The Corporate Finance Branch 2016-2017 Annual Report details the outcome of continuous disclosure (CD) reviews, provides compliance guidance to the individuals and entities the OSC oversees, and their advisors, and highlights the branch’s policy work in emerging areas.

According to the report, almost all of the CD reviews in the past year required some sort of regulatory response, including 16% of CD reviews that required an issuer to refile documents. The sorts of shortcomings that required firms to refile their disclosure include management discussion and analysis that contains potentially misleading non-GAAP financial measures — an issue that regulators have repeatedly raised.

“We continue to see deficiencies in the quality of issuers’ disclosures, and will be actively reviewing the use of non-GAAP financial measures and forward-looking information in the coming fiscal year,” says Huston Loke, director of corporate finance at the OSC, in a statement. “We encourage issuers to use this report as a guide to help improve their disclosure in these areas.”

Many of the targeted reviews carried out by the OSC last year involved efforts to educate issuers and raised awareness in emerging areas, such as the use of social media, and cybersecurity disclosure.

Issuers generally need to improve the quality of their social media disclosures “to prevent unbalanced, misleading or selective disclosures,” the report notes.

In the area of cybersecurity, the report stresses that issuers must provide disclosure on material risks that is “as detailed and entity specific as possible.” When companies suffer a breach of cyber security, the report notes, they must determine whether the incident represents a material fact, or a material change, which requires disclosure, under securities law. “This determination is a dynamic process throughout the detection, assessment and remediation phases of a cybersecurity incident, and should consider direct impacts on the business as well as regulatory and reputational matters,” it says.

In the exempt market, CD reviews also found instances of inadequate disclosure. OSC staff issued comment letters to issuers for several reasons, the report notes, including failure to comply with the disclosure requirements under the offering memorandum exemption (OM), providing insufficient disclosure about the company’s business, and providing out of date disclosure.

In the coming year, the regulator it will continue to focus on distributions made under the OM exemption, the report notes, and it intends to prioritize reviews of distributions in the real estate and mortgage sector, as it takes responsibility for overseeing syndicated mortgage investments from the Financial Services Commission of Ontario.

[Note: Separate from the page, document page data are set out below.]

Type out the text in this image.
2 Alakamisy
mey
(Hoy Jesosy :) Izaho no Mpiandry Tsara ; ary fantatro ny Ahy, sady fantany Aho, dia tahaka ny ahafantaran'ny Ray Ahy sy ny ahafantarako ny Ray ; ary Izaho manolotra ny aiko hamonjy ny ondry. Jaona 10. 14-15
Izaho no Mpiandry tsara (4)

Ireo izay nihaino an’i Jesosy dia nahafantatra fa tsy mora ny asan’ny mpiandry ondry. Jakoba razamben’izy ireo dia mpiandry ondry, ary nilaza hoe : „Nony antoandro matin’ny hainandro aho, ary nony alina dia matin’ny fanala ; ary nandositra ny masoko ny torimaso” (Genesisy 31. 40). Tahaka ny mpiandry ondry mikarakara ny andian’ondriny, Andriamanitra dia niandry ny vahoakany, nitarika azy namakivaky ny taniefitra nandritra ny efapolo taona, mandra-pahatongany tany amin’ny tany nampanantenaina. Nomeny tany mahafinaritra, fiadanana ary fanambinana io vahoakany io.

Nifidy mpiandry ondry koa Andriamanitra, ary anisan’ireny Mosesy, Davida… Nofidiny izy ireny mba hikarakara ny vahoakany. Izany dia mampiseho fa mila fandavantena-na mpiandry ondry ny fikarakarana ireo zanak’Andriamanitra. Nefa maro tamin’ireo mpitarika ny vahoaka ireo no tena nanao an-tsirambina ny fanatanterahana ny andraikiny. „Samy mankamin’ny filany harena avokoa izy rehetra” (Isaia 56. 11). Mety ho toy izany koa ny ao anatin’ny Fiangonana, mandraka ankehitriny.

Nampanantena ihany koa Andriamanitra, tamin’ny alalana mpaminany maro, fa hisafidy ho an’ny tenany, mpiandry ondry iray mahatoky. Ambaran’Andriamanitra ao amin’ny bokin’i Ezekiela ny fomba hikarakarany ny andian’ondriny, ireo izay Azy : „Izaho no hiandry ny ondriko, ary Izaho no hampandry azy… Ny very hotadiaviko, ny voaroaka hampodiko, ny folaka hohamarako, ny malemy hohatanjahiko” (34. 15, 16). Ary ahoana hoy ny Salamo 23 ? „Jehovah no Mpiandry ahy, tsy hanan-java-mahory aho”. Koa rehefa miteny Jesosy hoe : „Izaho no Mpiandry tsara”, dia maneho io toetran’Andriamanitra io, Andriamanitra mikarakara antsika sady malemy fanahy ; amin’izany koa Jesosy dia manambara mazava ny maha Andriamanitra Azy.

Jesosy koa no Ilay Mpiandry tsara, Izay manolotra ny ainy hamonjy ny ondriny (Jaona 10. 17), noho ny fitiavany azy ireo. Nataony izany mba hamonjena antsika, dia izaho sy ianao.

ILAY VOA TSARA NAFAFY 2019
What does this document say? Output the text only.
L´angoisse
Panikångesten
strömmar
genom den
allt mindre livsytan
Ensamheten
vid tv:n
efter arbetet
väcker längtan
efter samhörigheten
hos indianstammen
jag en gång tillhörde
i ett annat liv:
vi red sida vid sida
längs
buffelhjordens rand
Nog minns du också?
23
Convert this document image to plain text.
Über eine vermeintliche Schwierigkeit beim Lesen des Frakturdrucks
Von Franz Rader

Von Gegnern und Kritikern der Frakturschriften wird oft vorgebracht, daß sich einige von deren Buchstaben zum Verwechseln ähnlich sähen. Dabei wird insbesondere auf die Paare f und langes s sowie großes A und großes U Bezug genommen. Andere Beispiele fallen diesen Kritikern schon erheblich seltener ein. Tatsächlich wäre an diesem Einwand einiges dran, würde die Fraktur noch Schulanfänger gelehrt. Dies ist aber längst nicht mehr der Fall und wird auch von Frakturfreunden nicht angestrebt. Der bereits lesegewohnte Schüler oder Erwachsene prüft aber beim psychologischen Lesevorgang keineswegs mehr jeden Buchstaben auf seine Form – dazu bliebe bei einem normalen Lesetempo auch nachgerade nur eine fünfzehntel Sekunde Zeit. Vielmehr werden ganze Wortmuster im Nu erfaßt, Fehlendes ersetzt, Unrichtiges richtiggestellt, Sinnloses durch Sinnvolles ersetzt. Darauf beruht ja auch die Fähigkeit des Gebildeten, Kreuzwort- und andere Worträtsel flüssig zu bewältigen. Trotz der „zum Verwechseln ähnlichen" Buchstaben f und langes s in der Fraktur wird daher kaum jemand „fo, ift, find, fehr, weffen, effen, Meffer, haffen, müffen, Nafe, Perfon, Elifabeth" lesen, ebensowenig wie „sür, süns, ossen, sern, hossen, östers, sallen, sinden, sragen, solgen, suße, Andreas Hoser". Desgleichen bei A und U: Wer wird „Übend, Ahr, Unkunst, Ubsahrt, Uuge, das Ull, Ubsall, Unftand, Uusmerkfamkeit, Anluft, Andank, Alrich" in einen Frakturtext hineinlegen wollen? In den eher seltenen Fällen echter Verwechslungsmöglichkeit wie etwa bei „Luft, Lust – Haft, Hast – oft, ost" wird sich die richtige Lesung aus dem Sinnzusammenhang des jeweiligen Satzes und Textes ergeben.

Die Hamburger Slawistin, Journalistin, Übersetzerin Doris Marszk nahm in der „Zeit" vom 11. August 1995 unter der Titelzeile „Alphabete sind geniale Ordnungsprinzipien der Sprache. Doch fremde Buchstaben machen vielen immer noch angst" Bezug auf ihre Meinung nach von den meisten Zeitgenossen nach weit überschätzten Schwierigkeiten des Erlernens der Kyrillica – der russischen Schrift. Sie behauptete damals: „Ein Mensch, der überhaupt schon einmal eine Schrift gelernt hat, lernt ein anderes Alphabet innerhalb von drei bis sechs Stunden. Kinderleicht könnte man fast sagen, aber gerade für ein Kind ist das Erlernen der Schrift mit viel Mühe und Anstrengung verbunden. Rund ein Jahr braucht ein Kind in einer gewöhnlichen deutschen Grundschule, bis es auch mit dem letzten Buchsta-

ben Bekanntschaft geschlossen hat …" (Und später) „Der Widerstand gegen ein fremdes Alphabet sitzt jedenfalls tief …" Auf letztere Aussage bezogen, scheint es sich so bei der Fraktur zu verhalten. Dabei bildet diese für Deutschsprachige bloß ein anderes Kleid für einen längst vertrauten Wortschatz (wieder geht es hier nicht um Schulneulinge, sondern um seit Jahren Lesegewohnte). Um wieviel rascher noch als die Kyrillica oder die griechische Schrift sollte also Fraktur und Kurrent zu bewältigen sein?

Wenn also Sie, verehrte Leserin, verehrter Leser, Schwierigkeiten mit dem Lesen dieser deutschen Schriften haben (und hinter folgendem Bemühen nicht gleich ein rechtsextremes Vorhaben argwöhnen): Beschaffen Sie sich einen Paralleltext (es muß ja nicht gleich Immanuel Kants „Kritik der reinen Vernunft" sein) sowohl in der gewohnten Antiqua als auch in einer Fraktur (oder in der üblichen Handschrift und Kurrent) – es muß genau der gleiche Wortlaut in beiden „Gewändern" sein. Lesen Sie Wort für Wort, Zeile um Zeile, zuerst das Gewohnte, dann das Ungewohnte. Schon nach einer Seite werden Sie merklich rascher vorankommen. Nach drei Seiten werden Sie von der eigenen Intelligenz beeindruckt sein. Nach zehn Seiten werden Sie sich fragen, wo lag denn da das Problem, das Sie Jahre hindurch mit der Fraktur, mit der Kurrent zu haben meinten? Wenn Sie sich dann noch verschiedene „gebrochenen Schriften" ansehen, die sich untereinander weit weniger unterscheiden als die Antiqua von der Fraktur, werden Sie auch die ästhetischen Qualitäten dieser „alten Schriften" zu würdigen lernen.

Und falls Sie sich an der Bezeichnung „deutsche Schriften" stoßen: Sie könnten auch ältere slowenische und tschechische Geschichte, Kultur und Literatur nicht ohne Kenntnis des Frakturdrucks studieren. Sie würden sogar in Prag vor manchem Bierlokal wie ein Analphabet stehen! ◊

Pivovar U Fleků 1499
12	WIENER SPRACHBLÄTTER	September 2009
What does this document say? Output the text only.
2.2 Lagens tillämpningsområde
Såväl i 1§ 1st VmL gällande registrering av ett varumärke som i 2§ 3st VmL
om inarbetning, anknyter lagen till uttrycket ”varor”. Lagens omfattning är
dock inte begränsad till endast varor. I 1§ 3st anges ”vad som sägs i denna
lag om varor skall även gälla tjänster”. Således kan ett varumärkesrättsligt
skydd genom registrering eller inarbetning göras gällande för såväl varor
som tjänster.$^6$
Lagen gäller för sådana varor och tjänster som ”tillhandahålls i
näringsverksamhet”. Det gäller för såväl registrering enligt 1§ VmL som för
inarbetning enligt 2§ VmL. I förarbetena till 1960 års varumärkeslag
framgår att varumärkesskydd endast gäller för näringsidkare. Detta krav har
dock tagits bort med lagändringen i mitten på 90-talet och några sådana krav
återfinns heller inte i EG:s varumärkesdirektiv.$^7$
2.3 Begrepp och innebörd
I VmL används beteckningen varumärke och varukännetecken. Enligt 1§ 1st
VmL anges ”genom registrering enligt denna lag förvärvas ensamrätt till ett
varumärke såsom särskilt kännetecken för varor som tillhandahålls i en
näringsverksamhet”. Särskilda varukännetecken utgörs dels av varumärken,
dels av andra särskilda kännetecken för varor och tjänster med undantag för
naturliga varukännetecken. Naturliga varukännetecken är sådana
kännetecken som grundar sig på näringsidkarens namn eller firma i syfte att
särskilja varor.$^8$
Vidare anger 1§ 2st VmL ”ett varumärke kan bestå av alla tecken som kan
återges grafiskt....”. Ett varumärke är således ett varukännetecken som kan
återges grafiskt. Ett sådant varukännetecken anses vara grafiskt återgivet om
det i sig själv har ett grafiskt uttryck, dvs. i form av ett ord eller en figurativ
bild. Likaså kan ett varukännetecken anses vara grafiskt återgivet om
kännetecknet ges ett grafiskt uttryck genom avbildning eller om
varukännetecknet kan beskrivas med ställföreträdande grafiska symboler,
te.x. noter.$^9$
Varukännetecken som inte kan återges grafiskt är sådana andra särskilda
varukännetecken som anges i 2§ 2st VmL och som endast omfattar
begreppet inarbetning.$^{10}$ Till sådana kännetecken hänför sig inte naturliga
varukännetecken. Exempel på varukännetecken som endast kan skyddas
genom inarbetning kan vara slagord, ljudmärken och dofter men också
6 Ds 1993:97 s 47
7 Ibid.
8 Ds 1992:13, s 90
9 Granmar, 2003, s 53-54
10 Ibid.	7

Additionally, the OSC is already seeing more financings by companies in the marijuana business, according to the report, as the federal government proceeds with plans to legalize recreational marijuana. In particular, the report says that licensed medical marijuana producers are raising capital in order to ramp up production in anticipation that the drug will be legalized for recreational use too. “If issuers publicly state that they are funding construction projects to expand their current production growth facilities in anticipation of the legalization of recreational marijuana in Canada, such disclosure should be qualified, as appropriate, by specific risk factor disclosure,” it stresses.

“This emerging industry often requires enhanced disclosure due to regulatory uncertainty, differences in legal and regulatory frameworks across jurisdictions and other novel considerations that should be disclosed to investors,” the report says.